La sculpture en ivoire au début du XIIIe siècle, d’un monde à l’autre
Dany Sandron
Dany Sandron, "La sculpture en ivoire au début du XIIIe siècle, d’un monde à l’autre", dans Revue de l’Art, année 1993, volume 102, numéro 1, p. 48-59.
Extrait de l’article
Dans l’histoire de la sculpture gothique, les ivoires tiennent une place de choix. A partir du milieu du XIIIe siècle se multiplient les chefs-d’œuvre dans un matériau goûté par les meilleurs artistes de l’époque. Les grandes statuettes de Vierges à l’Enfant, celles provenant des trésors de la Sainte-Chapelle ou de Saint-Denis, les célèbres groupes du Louvre, la Descente de croix ou le couronnement de la Vierge pour ne citer qu’eux, témoignent avec éloquence d’un art parvenu à sa pleine maturité.
Œuvres parisiennes fécondées par la vitalité des chantiers de sculpture monumentale, elles égalent en qualité les apôtres de la Sainte-Chapelle ou les sculptures du transept de Notre-Dame. Il est d’ailleurs plus que probable que les mêmes artistes aient alors travaillé indifféremment des matériaux comme la pierre, l’ivoire ou le bois, ce qui expliquerait en partie l’absence de témoignages documentés précis sur l’ivoirerie parisienne avant le XIVe siècle.
On conserve un certain nombre de pièces précédant la pleine floraison de l’ivoirerie parisienne.

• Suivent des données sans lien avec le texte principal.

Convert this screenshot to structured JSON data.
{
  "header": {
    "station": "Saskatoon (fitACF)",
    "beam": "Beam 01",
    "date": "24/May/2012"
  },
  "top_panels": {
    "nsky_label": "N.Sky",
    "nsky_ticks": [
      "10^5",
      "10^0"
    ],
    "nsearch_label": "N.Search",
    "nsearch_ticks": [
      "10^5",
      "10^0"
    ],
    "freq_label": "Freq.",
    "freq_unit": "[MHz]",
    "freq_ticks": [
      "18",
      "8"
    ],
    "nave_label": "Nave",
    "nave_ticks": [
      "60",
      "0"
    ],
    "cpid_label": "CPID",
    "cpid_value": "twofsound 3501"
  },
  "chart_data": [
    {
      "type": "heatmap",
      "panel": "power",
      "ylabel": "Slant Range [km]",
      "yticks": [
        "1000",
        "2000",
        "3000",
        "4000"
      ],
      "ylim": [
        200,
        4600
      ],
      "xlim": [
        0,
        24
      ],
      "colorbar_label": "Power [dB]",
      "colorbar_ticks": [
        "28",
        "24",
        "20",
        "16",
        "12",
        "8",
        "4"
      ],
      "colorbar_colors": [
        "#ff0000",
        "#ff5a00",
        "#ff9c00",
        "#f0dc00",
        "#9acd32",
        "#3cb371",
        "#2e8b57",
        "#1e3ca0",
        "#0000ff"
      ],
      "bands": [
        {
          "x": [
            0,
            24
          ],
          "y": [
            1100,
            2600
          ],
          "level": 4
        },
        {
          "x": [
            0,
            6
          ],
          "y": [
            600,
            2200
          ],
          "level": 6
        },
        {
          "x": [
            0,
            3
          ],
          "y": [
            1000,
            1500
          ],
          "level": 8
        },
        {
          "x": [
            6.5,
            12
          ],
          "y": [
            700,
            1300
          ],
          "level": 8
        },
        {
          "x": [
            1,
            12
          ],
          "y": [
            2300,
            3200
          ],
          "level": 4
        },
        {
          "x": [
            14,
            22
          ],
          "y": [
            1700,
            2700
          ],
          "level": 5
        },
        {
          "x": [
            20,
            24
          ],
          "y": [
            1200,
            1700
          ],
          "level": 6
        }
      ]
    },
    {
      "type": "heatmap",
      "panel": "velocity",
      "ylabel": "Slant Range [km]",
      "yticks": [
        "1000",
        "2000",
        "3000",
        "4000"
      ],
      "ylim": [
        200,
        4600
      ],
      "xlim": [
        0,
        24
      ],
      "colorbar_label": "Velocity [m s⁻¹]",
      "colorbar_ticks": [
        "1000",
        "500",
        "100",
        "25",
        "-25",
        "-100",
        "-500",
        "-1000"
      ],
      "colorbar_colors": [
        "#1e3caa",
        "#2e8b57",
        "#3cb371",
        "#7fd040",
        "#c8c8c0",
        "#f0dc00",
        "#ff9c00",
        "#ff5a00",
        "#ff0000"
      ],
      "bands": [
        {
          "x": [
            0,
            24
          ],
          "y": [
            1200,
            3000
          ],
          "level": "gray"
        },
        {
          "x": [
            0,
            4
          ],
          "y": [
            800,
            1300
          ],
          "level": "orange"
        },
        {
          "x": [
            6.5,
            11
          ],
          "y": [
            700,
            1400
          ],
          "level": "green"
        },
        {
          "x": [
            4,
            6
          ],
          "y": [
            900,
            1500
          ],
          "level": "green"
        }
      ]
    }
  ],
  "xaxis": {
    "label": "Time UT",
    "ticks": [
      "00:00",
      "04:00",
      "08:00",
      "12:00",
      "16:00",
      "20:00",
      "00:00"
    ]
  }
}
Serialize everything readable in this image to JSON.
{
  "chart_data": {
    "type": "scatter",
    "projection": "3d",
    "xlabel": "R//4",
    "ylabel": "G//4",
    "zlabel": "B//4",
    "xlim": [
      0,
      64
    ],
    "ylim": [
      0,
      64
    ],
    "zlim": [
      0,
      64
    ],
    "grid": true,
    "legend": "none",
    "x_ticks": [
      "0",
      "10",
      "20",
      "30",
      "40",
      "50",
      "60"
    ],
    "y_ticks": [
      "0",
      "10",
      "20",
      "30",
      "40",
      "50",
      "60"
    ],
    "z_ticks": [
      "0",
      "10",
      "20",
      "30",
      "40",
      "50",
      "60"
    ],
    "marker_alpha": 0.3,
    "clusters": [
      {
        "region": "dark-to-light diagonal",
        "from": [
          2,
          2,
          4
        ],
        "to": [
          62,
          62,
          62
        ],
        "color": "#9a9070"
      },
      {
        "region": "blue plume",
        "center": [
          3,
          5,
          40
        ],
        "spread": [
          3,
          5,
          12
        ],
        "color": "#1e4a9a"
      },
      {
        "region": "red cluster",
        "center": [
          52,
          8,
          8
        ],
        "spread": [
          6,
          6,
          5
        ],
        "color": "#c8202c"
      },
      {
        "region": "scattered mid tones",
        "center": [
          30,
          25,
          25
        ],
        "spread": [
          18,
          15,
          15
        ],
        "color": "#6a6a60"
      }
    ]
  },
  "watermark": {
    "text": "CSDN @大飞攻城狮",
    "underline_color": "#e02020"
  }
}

Parmi elles, cinq, regroupées récemment, ont été attribuées au nord de la France et datées des environs de 1240. Qu’en est-il de la période immédiatement antérieure ? On a longtemps soutenu qu’il y avait eu sinon un arrêt, au moins une transition difficile à reconstituer dans la production de sculpture sur ivoire au début du XIIIe siècle, entre les derniers reliefs romans et ces statuettes en ronde-bosse.